Until last year, South Africa’s approximately 1 million privately employed domestic workers suffered deaths and crippling injuries without access to compensation for themselves or their dependents because domestic workers were excluded from South Africa’s Compensation for Occupational Injury and Illness Act (COIDA). With Solidarity Center support, the South African Domestic Service and Allied Workers Union (SADSAWU) and human rights organization Socio-Economic Rights Institute of South Africa (SERI) litigated and won a long-denied claim for the dependent daughter of Maria Mahlangu, a privately employed and partially sighted domestic worker who had fallen into her employer’s swimming pool and drowned in 2012. The historic judgment, made by the South African Constitutional Court in mid-November, recognized that injury and illness arising from work as a domestic worker in a private home is no different to that occurring in other workplaces and thus equally deserving of COIDA coverage.
Myrtle Witbooi, general secretary of SADSAWU and the first president of the International Domestic Workers Federation (IDWF), said in addition to the last year’s court ruling, South Africa’s domestic workers can also celebrate this year’s hard-fought win under revised compensation rules of three years of retroactivity to submit claims.

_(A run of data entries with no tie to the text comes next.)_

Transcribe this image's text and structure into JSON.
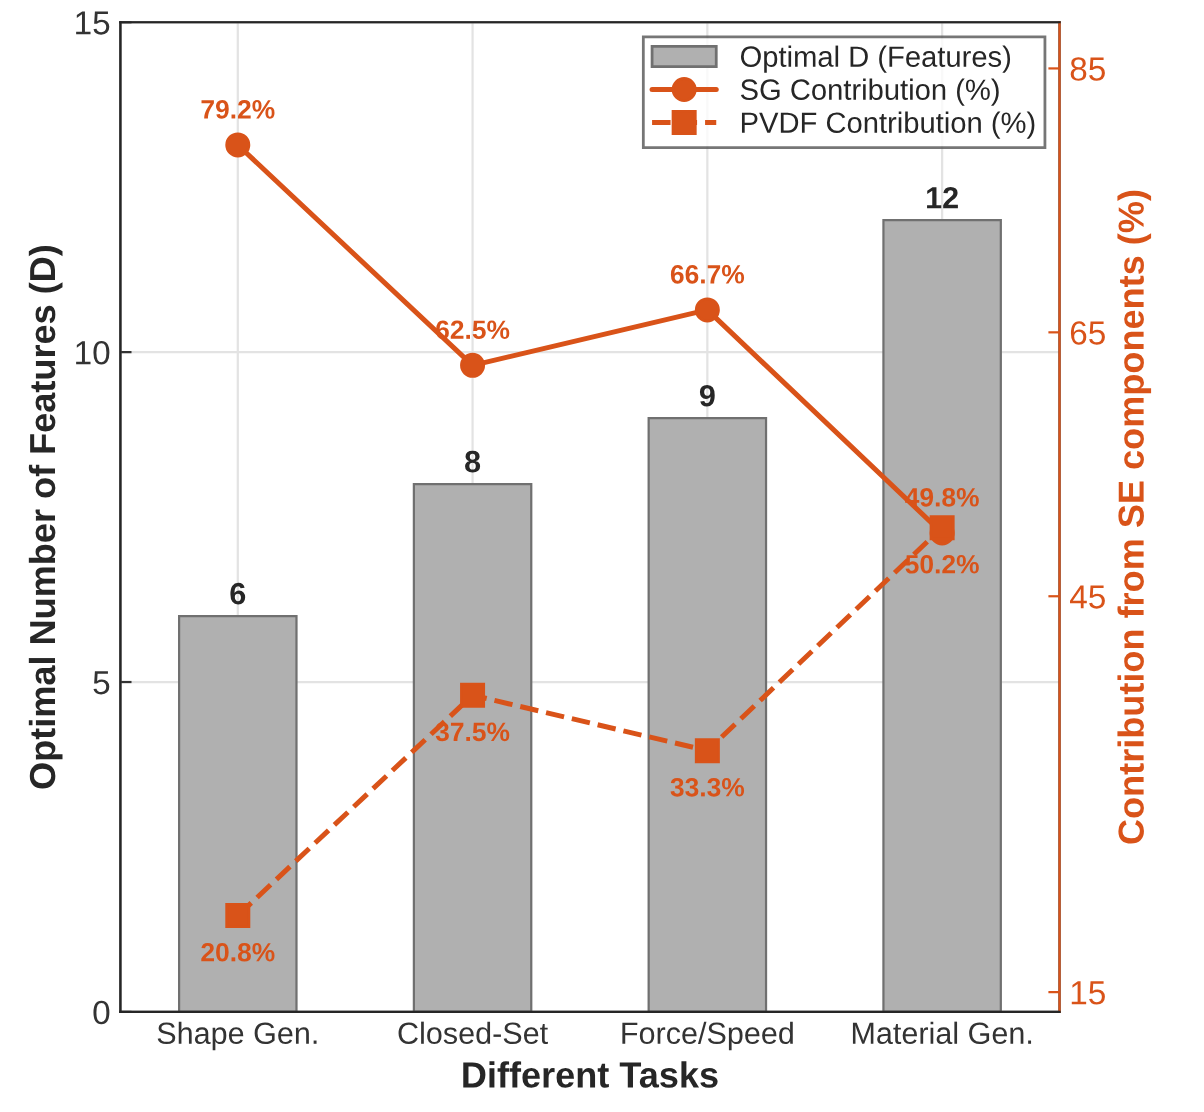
{
  "chart_data": {
    "type": "bar",
    "xlabel": "Different Tasks",
    "ylabel": "Optimal Number of Features (D)",
    "y2label": "Contribution from SE components (%)",
    "categories": [
      "Shape Gen.",
      "Closed-Set",
      "Force/Speed",
      "Material Gen."
    ],
    "series": [
      {
        "name": "Optimal D (Features)",
        "color": "#b0b0b0",
        "values": [
          6,
          8,
          9,
          12
        ],
        "value_labels": [
          "6",
          "8",
          "9",
          "12"
        ]
      },
      {
        "name": "SG Contribution (%)",
        "type": "line",
        "axis": "y2",
        "marker": "circle",
        "line_style": "solid",
        "color": "#d95319",
        "values": [
          79.2,
          62.5,
          66.7,
          49.8
        ],
        "value_labels": [
          "79.2%",
          "62.5%",
          "66.7%",
          "49.8%"
        ]
      },
      {
        "name": "PVDF Contribution (%)",
        "type": "line",
        "axis": "y2",
        "marker": "square",
        "line_style": "dashed",
        "color": "#d95319",
        "values": [
          20.8,
          37.5,
          33.3,
          50.2
        ],
        "value_labels": [
          "20.8%",
          "37.5%",
          "33.3%",
          "50.2%"
        ]
      }
    ],
    "ylim": [
      0,
      15
    ],
    "yticks": [
      0,
      5,
      10,
      15
    ],
    "y2lim": [
      13.5,
      88.5
    ],
    "y2ticks": [
      15,
      45,
      65,
      85
    ],
    "grid": true,
    "legend": "top right"
  }
}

Under the new rules, all employers of domestic workers must register with the Compensation Fund or face penalties, and make annual payments to cover their employees. SADSAWU is focusing its efforts on educating employers and domestic workers about their obligations and rights under the new rules, says Witbooi. SERI made a new domestic worker compensation information fact sheet available to domestic workers, paralegals and community advice offices this month, while SADSAWU is producing and distributing an educational WhatsApp video and pamphlet and translating the amendment into local languages.
The unions and SERI continue to press the government for more time for domestic workers to submit claims and increase retroactivity. “We must remain that beacon of hope for workers,” says Witbooi.
Meanwhile, another domestic worker, Nobuhle Ndlovu, drowned in her employer’s swimming pool last month.
Ten years after the adoption of an International Labor Organization (ILO) Convention confirmed their labor rights, domestic workers across the globe are still fighting for recognition as workers and essential service providers, as documented by a new ILO report. And, although 32 countries have ratified Domestic Workers Convention 189, and 29 have entered the convention into force, most of the world’s 75.6 million domestic workers are still being denied social protection rights, including access to national health insurance, pension schemes and compensation funds.